La capacité de la fosse septique toutes eaux doit être adaptée à l’importance de l’habitation :

- jusqu’à 5 pièces principales : 3 mètres cubes minimum,

- par pièce principale en plus : 1 mètre cube1000 supplémentaire.

- établissements recevant du public : dimensionnement sur la base de la capacité d’accueil ;

- maisons d’habitation individuelles avec nombre de pièces disproportionné par rapport aux occupants sur la base d’un étude. ( cf : 4° de l’article 5 de l’arrêté du 7 septembre 2009.
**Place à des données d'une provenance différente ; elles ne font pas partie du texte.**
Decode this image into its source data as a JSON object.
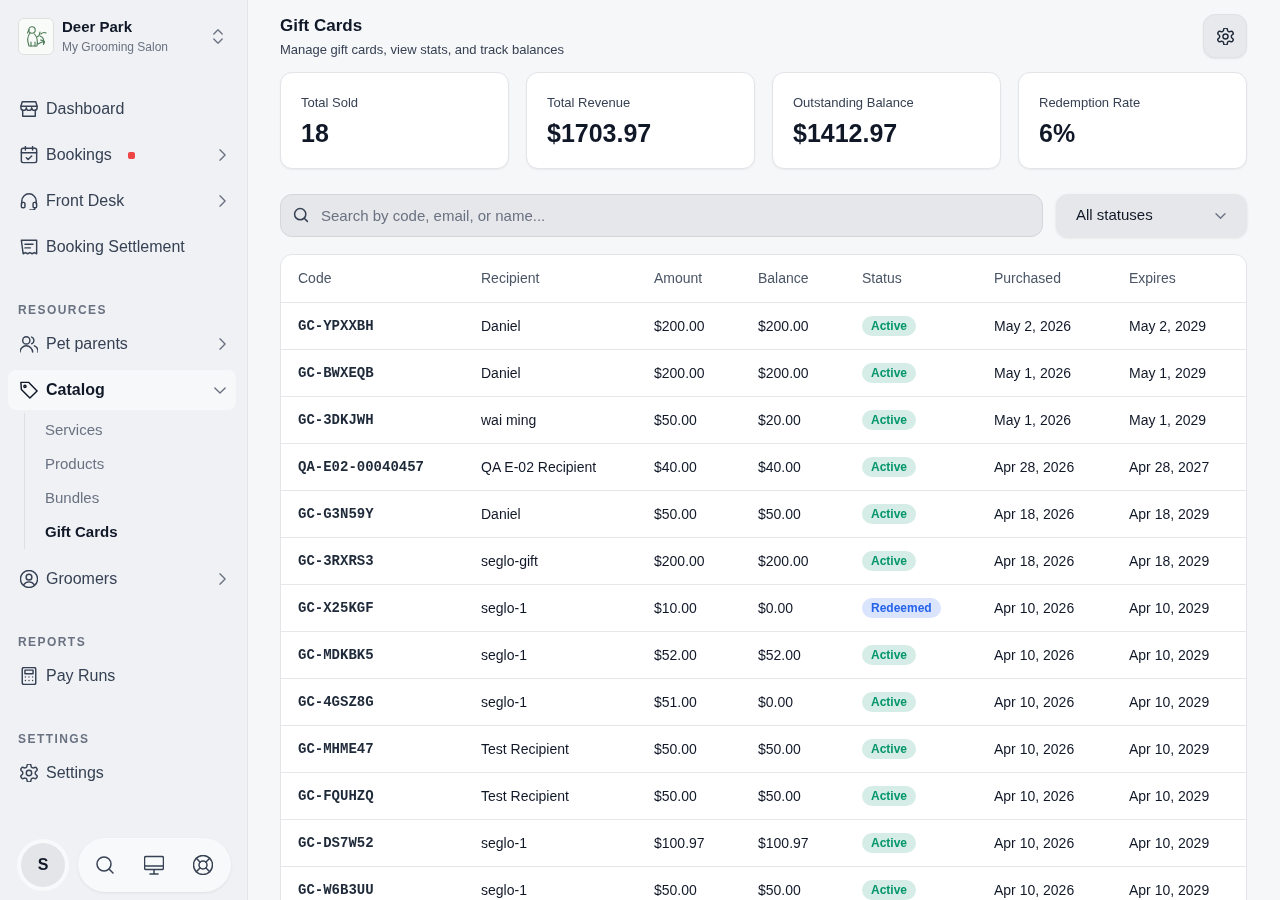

"Le volume utile des fosses toutes eaux, volume offert au liquide et à l’accumulation des boues, mesuré entre le fond du dispositif et le niveau inférieur de l’orifice de sortie du liquide, doit être au moins égal à 3 mètres cubes pour des immeubles à usage d’habitation comprenant jusqu’à cinq pièces principales. Pour des logements plus importants, il doit être augmenté d’au moins un mètre cube par pièce supplémentaire". (annexe I citée ci-dessous).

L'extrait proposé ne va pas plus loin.